Von Neumann, J. (1961). The mathematician. Collected works, Pergamon.
http://www.nytimes.com/2013/03/10/magazine/the-professor-the-bikini-model-and-the-suitcase-full-of-trouble.html?_r=3&
People concur in saying that Frampton is unusually gullible.
This story of an incredibly gullible scientist (or so it seems) might also be relevant to your remark that the optimality of epistemic vigilance can only be measured in view of its fit to the milieu. An optimal epistemic vigilance would enable people to believe most of the true things they are told and to disbelieve most of the false things they are told (especially the costly one). The inconvincible sceptic as well as the gullible has less than optimal epistemic vigilance. The optimal vigilance fall in between, but its precise position depends on whether the environment is full of false claims or not. It would be interesting to know whether there are different cognitive developments of epistemic vigilance depending on the type of environment in which a child grows up. This could account for some variability across individuals.
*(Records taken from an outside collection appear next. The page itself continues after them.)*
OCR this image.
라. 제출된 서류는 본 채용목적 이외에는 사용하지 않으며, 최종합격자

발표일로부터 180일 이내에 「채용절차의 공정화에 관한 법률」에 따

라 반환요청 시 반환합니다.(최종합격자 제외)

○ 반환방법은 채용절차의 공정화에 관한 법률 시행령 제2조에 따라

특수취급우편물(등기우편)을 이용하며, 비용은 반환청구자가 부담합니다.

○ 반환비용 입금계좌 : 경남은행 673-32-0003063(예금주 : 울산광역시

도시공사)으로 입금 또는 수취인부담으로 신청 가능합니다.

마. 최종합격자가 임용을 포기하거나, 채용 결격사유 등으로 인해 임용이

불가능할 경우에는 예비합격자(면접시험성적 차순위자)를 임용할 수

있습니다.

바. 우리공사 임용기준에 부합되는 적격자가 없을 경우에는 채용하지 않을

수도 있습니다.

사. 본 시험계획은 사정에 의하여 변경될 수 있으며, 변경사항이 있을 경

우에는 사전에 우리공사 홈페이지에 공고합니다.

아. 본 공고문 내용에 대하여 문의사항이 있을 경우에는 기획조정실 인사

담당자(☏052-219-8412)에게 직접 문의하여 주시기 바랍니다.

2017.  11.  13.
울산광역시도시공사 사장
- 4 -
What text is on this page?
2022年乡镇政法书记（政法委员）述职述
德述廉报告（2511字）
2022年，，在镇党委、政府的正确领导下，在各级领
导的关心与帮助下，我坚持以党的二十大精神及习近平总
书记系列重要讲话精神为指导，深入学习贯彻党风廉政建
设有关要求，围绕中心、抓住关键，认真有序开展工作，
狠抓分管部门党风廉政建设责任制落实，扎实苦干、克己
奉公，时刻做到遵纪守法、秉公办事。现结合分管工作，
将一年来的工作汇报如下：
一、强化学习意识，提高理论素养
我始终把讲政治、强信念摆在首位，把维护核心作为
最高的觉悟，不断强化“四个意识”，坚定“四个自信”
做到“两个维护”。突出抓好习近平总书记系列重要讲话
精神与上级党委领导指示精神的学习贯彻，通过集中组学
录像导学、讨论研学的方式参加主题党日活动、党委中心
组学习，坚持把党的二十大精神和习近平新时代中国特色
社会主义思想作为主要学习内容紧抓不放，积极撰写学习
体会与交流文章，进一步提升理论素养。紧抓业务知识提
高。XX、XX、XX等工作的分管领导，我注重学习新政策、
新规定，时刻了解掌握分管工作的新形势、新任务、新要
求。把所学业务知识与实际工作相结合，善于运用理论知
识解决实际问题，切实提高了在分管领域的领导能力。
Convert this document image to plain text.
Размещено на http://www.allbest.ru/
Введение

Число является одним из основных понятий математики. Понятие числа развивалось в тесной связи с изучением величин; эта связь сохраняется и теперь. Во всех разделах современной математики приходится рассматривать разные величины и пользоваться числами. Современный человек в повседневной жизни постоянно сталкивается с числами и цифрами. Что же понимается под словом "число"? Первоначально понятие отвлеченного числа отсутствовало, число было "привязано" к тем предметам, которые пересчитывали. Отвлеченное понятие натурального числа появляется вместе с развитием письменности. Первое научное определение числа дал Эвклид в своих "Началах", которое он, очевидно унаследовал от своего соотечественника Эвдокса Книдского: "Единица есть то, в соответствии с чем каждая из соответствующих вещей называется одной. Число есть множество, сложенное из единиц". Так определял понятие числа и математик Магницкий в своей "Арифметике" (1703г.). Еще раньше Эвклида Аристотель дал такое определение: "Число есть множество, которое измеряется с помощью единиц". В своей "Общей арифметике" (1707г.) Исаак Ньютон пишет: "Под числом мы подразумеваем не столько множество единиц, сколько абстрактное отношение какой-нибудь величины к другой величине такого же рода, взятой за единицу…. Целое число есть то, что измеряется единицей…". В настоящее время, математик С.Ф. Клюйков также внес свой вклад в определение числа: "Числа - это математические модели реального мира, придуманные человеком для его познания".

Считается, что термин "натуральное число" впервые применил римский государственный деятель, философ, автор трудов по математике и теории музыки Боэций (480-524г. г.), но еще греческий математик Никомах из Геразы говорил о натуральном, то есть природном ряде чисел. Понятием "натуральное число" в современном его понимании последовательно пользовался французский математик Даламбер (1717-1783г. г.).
As for scientists, they are supposed to instantiate high epistemic vigilance. So how can Frampton be at the same time so gullible and a good physicist? I see two non-exclusive possibilities:
(1) Frampton exercises epistemic vigilance, but only in the domain of physics. This can happen because the scientific environment fosters argumentative abilities. By contrast, Frampton did not wish or need to convince others that he was having a relation with a beautiful model. He did not need to find good reasons for his beliefs and did not wish to adress counter-arguments. Hugo Mercier pointed to me that this difference in the argumentative context could explain the fact that Newton, with so great achievements in physics, did so badly in chemistry/alchemy. There was in alchemy no need to convince others; it was a secret enterprise.
(2) Frampton does not exercise much epistemic vigilance, but does well in physics nonetheless because the process of checking the plausibility of claims is distributed to others. Only very selected information arrives to his creative mind. This is thanks to the process through which scientific information comes to be distributed---the review process for instance. In science, epistemic vigilance is distributed across individuals and institutionalised. In that context, some gullibility might be an advantage. The schoolgirl, in any case, does better by believing the apparently crazy things that her teacher says (e.g. sound is the vibration of matter). At the research level also, it can pay to believe improbable hypotheses; it means pursuing a high risk, high reward research programme.